Diary studies: Have participants use the product in their real lives for 1-2 weeks, logging their interactions. Particularly valuable for AI products because they capture the evolution of trust over time. Users who are skeptical on day 1 may become over-trusting by day 14 — or vice versa. Diary studies capture this arc.
AI-specific usability heuristics: Nielsen's 10 usability heuristics were developed before AI products existed. Augmented heuristic evaluations for AI should also assess:
- Does the system communicate its confidence appropriately?
- Can users easily correct AI outputs?
- Are AI limitations communicated proactively?
- Does the system explain its reasoning when relevant?
- Is it clear what data the AI is using?
Recruiting the Right Participants
AI products require deliberate attention to the spectrum from AI-skeptical to AI-enthusiastic users.
AI-skeptical users: Users who are hesitant about AI, skeptical of automated outputs, or who have had bad experiences with AI in the past. These users often identify the trust and transparency gaps that enthusiastic users overlook. They represent a significant portion of the eventual user base for most B2B products.
AI-enthusiastic users: Users who are excited about AI, early adopters, and power users. These users identify advanced use cases and feature gaps. They're easy to recruit but overrepresented in most research panels.
AI-neutral users: The majority of eventual users. They have no strong feelings about AI and will use whatever tool solves their problem. These users are hardest to recruit specifically but most important to represent.
Aim for roughly equal thirds in your participant pool. The AI-skeptical users will tell you things you don't want to hear and need to hear.
Measuring Trust
Trust is the most important and hardest to measure dimension of AI product UX.
Behavioral indicators of trust:
- Does the user verify AI outputs, and if so how?
- Does the user edit AI outputs before using them?
- Does the user abandon the AI and do tasks manually?
- Does the user recommend the AI to colleagues?
Self-reported trust: Use validated trust in automation scales (e.g., Jian, Bisantz & Drury's Trust in Automation scale). These are standardized questionnaires with known psychometric properties. More reliable than ad-hoc "how much do you trust this?" questions.

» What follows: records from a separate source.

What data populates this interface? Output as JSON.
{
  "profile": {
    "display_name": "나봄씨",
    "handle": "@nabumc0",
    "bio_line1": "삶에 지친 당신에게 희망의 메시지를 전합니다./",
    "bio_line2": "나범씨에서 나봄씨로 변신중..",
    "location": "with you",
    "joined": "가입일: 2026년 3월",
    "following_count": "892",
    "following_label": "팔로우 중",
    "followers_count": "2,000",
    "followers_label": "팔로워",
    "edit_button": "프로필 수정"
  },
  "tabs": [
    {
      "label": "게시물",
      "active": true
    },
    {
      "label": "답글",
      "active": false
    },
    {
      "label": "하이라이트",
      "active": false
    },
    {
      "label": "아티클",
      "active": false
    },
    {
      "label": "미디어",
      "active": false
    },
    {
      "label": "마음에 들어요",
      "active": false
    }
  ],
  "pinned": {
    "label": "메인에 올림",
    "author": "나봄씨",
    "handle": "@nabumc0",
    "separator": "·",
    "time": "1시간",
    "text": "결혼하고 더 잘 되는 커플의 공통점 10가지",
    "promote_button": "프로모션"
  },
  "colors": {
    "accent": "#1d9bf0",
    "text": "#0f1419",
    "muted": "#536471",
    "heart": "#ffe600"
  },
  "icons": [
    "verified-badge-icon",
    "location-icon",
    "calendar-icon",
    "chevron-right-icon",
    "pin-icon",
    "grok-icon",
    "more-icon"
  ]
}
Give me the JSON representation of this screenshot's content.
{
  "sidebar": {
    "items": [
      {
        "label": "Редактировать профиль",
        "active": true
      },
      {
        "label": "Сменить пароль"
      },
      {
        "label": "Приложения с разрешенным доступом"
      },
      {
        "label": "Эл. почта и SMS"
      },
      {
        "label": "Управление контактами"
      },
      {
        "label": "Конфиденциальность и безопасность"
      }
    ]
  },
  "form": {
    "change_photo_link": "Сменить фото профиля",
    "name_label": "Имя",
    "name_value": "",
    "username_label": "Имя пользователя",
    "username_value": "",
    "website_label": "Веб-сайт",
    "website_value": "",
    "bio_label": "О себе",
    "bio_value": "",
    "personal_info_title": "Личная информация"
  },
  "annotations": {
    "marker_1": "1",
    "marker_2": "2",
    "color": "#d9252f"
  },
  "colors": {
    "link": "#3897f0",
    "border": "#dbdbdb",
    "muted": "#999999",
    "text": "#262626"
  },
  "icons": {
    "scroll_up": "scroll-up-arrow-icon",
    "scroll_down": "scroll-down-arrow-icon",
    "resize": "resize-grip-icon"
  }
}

Calibration accuracy: The most precise measure: compare user confidence ratings of AI outputs with the actual correctness of those outputs. Users who express high confidence in incorrect outputs and low confidence in correct outputs are poorly calibrated. This can be measured in a structured study where you know which outputs are correct.
How to Use What You Learn
The most common outcome of AI UX research is discovering that users either over-trust or under-trust the system. The design interventions for each are different:
Over-trust interventions: Add confidence indicators. Surface uncertainty explicitly. Add prompts to verify in high-stakes contexts. Show the sources the AI used. Make it easy to report errors.
Under-trust interventions: Provide accurate comparisons to the manual baseline. Show track record of accuracy. Let the AI explain its reasoning. Start with small, low-stakes tasks where trust can be built through demonstrated accuracy.

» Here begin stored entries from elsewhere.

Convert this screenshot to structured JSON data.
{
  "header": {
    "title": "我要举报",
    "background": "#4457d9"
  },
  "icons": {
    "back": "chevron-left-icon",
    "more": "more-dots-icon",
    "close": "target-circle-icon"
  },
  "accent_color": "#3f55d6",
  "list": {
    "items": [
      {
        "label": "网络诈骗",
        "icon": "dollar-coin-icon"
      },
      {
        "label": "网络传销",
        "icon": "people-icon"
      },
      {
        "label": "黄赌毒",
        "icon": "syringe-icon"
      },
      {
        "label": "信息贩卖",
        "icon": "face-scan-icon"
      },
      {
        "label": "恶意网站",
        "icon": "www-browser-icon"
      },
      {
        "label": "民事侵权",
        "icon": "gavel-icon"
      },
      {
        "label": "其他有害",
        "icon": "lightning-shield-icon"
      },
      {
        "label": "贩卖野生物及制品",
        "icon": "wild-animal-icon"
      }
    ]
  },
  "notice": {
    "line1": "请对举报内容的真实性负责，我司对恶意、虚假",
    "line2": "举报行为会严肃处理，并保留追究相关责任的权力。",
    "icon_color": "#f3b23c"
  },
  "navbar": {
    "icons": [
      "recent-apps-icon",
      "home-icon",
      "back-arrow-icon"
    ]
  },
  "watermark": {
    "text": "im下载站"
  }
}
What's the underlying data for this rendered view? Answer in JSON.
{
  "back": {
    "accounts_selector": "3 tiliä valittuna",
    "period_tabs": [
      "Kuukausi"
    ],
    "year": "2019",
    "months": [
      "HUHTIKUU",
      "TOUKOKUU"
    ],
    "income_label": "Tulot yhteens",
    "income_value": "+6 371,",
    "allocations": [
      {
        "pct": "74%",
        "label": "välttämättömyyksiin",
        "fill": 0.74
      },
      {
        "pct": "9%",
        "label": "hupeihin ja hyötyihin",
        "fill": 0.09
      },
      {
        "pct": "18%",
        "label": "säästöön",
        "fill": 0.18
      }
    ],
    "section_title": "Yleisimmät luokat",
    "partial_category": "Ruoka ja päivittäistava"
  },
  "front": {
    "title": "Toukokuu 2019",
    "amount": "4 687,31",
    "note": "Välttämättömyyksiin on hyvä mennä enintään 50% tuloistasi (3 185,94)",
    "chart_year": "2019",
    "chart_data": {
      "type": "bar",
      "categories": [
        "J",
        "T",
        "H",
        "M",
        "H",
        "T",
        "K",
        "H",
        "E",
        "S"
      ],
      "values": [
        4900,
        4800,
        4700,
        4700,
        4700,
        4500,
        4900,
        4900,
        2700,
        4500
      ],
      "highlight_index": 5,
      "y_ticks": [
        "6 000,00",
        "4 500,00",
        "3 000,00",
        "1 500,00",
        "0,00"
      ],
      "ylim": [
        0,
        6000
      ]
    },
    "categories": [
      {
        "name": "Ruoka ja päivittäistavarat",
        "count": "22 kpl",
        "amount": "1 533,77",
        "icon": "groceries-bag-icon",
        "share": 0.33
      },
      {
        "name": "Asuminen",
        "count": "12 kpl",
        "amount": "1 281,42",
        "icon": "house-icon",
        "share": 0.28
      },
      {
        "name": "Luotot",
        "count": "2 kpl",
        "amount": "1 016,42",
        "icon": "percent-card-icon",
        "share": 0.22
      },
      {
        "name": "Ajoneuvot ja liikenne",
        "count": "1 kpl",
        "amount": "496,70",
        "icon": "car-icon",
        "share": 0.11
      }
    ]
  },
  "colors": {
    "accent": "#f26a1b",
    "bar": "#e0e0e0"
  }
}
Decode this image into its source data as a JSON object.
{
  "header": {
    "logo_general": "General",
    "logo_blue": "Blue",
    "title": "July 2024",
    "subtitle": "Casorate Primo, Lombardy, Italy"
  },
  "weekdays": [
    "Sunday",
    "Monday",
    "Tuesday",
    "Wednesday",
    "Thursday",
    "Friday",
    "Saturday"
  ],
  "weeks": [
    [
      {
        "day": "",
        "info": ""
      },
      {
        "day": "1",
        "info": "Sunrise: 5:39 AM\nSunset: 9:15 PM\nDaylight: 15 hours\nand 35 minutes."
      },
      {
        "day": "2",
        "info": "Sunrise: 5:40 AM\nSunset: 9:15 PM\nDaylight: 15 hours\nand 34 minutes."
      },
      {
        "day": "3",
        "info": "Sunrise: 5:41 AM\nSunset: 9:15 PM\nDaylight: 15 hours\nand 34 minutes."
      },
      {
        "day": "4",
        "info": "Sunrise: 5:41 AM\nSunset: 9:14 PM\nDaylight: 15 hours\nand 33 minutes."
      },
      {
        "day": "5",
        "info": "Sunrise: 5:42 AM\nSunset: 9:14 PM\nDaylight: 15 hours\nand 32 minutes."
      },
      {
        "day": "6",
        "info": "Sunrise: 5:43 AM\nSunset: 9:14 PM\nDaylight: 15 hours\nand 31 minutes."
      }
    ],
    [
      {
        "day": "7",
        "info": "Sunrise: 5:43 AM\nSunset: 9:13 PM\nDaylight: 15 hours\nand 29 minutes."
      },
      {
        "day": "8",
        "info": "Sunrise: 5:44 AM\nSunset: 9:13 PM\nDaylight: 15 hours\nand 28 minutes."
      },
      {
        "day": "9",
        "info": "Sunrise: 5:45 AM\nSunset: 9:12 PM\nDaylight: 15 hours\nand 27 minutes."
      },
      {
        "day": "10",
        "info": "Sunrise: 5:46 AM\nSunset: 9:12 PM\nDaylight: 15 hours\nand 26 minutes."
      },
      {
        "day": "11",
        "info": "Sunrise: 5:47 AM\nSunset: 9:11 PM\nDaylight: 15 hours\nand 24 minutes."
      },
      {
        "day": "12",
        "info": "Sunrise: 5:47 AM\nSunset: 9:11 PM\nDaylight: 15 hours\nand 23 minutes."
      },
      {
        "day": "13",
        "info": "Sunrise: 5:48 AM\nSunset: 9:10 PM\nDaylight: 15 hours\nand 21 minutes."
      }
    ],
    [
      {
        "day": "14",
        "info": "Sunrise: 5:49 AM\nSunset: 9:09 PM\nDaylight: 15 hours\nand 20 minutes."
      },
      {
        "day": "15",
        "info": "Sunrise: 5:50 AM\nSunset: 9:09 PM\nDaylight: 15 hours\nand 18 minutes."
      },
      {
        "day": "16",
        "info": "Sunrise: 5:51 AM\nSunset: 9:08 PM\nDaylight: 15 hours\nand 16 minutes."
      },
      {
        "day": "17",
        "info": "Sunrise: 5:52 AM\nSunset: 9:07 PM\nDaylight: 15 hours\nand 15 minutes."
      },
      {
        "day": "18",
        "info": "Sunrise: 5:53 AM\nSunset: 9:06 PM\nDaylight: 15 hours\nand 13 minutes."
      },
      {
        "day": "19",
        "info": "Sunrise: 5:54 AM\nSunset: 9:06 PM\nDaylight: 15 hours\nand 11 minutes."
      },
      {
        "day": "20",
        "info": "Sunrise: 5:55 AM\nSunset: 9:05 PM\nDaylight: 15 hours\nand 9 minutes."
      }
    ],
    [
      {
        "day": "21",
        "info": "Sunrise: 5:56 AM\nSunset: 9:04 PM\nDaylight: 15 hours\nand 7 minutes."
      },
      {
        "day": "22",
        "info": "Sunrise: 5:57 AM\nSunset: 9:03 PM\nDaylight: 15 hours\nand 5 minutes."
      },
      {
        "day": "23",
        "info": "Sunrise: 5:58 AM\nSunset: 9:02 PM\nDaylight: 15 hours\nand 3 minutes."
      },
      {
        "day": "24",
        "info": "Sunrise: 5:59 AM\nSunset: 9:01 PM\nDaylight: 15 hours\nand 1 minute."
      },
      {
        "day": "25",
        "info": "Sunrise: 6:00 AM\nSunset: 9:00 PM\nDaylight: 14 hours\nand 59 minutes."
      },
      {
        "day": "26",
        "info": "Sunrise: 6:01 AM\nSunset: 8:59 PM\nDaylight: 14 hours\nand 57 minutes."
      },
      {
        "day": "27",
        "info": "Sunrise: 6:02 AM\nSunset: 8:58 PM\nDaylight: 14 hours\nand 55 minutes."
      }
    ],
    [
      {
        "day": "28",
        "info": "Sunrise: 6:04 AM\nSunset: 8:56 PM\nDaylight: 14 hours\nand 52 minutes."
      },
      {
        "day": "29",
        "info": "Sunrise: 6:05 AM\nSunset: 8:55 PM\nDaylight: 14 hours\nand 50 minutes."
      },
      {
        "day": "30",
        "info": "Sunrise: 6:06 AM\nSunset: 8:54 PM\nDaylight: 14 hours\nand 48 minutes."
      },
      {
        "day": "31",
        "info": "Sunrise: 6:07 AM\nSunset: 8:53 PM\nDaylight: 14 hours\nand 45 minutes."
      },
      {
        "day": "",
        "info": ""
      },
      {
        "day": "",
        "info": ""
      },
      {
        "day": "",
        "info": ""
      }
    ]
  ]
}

Mental model gaps: If users have consistently wrong expectations about AI capabilities, address this in onboarding — not with a feature list, but with task-based examples that demonstrate actual capability.
The goal of AI UX research is not to make the product more usable in the conventional sense — it's to produce users who are well-calibrated in their trust, accurate in their mental models, and effective in their collaboration with the AI. That's a different outcome than standard usability, and it requires the adapted methods described here.